After his immigration executive order, President Donald Trump wants to ask foreign nationals to disclose their cellphone contacts and any social media or websites they visit frequently. Trump’s cellphone consideration falls in line with his proposed “extreme vetting” of people originating from Muslim majority countries.
According to CNN, White House policy director Stephen Miller spoke with the State Department, Customs and Border Control, and the Department of Homeland Security and relayed the message that Trump was considering expanding background checks for visitors to the United States. Miller said foreign visitors would be asked to reveal their cellphone contacts, social media pages, and websites they visit. If the visitor refuses to disclose that information, they could be denied entry to the United States.
Trump’s suggestion for encroaching on a visitor’s contacts and social media profiles was partially influenced by the San Bernadino attacks in December of 2015. Tashfeen Malik and Syed Rizwan Farook killed 14 people in San Bernadino, California, after Malik called for jihad on social media. There has been some evidence that ISIS and other extremist groups have been able to radicalize members through Twitter and other social media platforms.
According to the New York Times, social media has been used as a recruiting tool for ISIS.
“If you want to talk to a terrorist, you don’t need to send an email to anybody,” said FBI director James Comey shortly after the Paris terrorist attacks in 2015. “You just need to follow that terrorist on Twitter, and then maybe engage in Twitter direct messaging with that terrorist.” He added, “it works as a way to crowdsource terrorism, to sell murder.”
Although social media has been used by ISIS in the past, there is no reason to believe that investigating foreign visitors would stymie terrorism. According to policy director Miller, the idea to check people’s cellphones is still in the preliminary discussion level, but there have been reports of green card holders being detained at airports after Trump signed an executive order on Friday banning emigres from Muslim majority countries. In addition to being held at airports, people have already had their phones confiscated and their social media pages checked.
Trump’s background check expansion comes after the president signed an executive order on Friday which barred people from seven Muslim majority countries, Iran, Iraq, Syria, Yemen, Libya, Somalia, and Sudan, from entering the United states for 90 days. Trump also banned Syrian refugees refugees from entering the United States for the foreseeable future.
The executive action went into effect immediately, throwing airports into disarray. People originating from the banned Muslim majority countries were detained at airports for long stretches of time or were sent back to their origin point. Domestic backlash has been swift to Trump’s executive order and prompted hundreds of people to protest outside the John F. Kennedy International Airport where foreign nationals were being detained.
Numerous airport protests have cropped up across the United States, and Trump’s action has garnered international condemnation. In response to Trump’s ban, Iran declared that it would also bar U.S. citizen from entering the middle eastern country.
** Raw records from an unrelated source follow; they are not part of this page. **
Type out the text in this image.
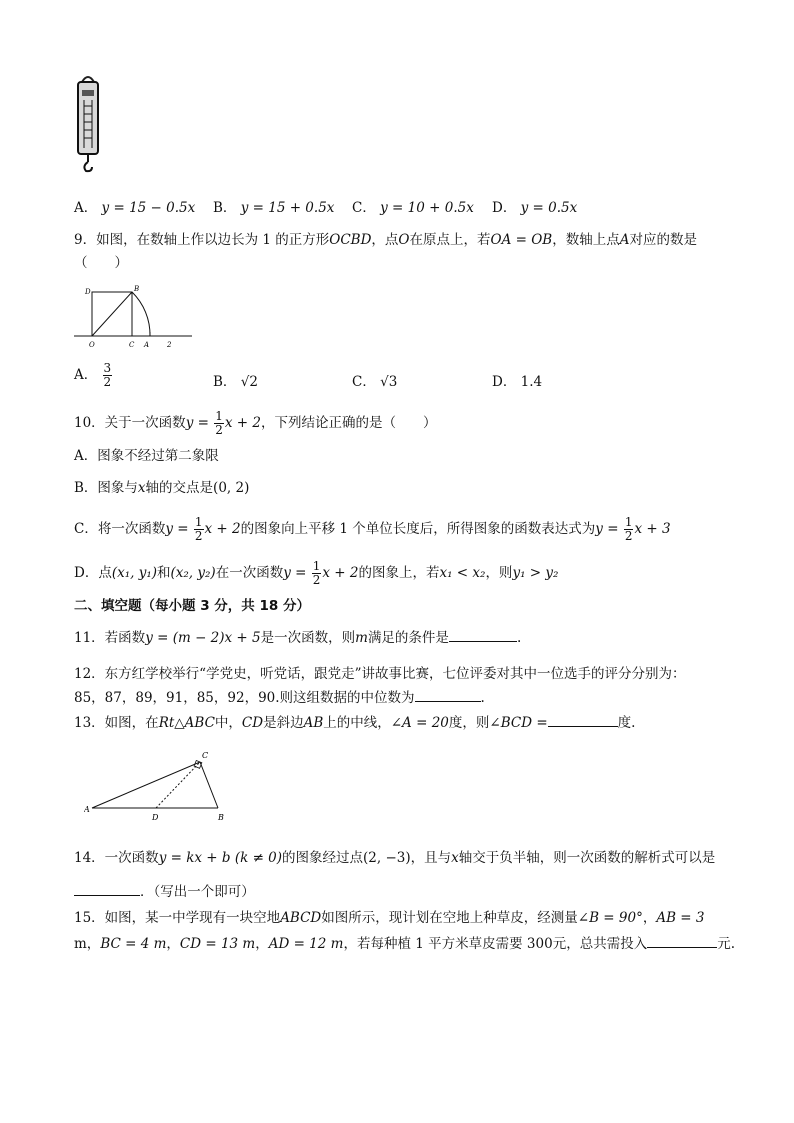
A． y = 15 − 0.5x B． y = 15 + 0.5x C． y = 10 + 0.5x D． y = 0.5x
9．如图，在数轴上作以边长为 1 的正方形OCBD，点O在原点上，若OA = OB，数轴上点A对应的数是
（　　）
D	B
O	C A	2
A． $\frac{3}{2}$	B． √2	C． √3	D． 1.4
10．关于一次函数$y = \frac{1}{2}$ x + 2，下列结论正确的是（　　）
A．图象不经过第二象限
B．图象与x轴的交点是(0, 2)
C．将一次函数$y = \frac{1}{2}$ x + 2的图象向上平移 1 个单位长度后，所得图象的函数表达式为$y = \frac{1}{2}$ x + 3
D．点(x₁, y₁)和(x₂, y₂)在一次函数$y = \frac{1}{2}$ x + 2的图象上，若x₁ < x₂，则y₁ > y₂
二、填空题（每小题 3 分，共 18 分）
11．若函数y = (m − 2)x + 5是一次函数，则m满足的条件是	.
12．东方红学校举行“学党史，听党话，跟党走”讲故事比赛，七位评委对其中一位选手的评分分别为：
85，87，89，91，85，92，90.则这组数据的中位数为	.
13．如图，在Rt△ABC中，CD是斜边AB上的中线，∠A = 20度，则∠BCD =	度.
A
B
C
D
14．一次函数y = kx + b (k ≠ 0)的图象经过点(2, −3)，且与x轴交于负半轴，则一次函数的解析式可以是
．（写出一个即可）
15．如图，某一中学现有一块空地ABCD如图所示，现计划在空地上种草皮，经测量∠B = 90°，AB = 3
m，BC = 4 m，CD = 13 m，AD = 12 m，若每种植 1 平方米草皮需要 300元，总共需投入	元.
Other countries are expected to retaliate against Trump’s immigrant ban and what the Iran Foreign Ministry called an “obvious insult to the Islamic world.”
The backlash against Trump’s executive order isn’t limited to Iran and the other six countries named. Many middle eastern countries, except for the ones Trump has business ties to, are speaking out against the action. In Baghdad, influential Shi’ite cleric Moqtada al-Sadr said American nationals should leave Iraq.
“It would be arrogance for you to enter freely Iraq and other countries while barring to them the entrance to your country… and therefore you should get your nationals out,” he said on his website.
Trump’s focus on national security has already begun alienating the United States from the rest of the world. If the Trump White House is investigating personal information and social media accounts for visiting foreign nationals, the intrusive nature of the Trump regime could very easily expand to all American citizens. Right now, Trump is sticking to what he said on the campaign trail, enacting, what is in effect, a Muslim ban.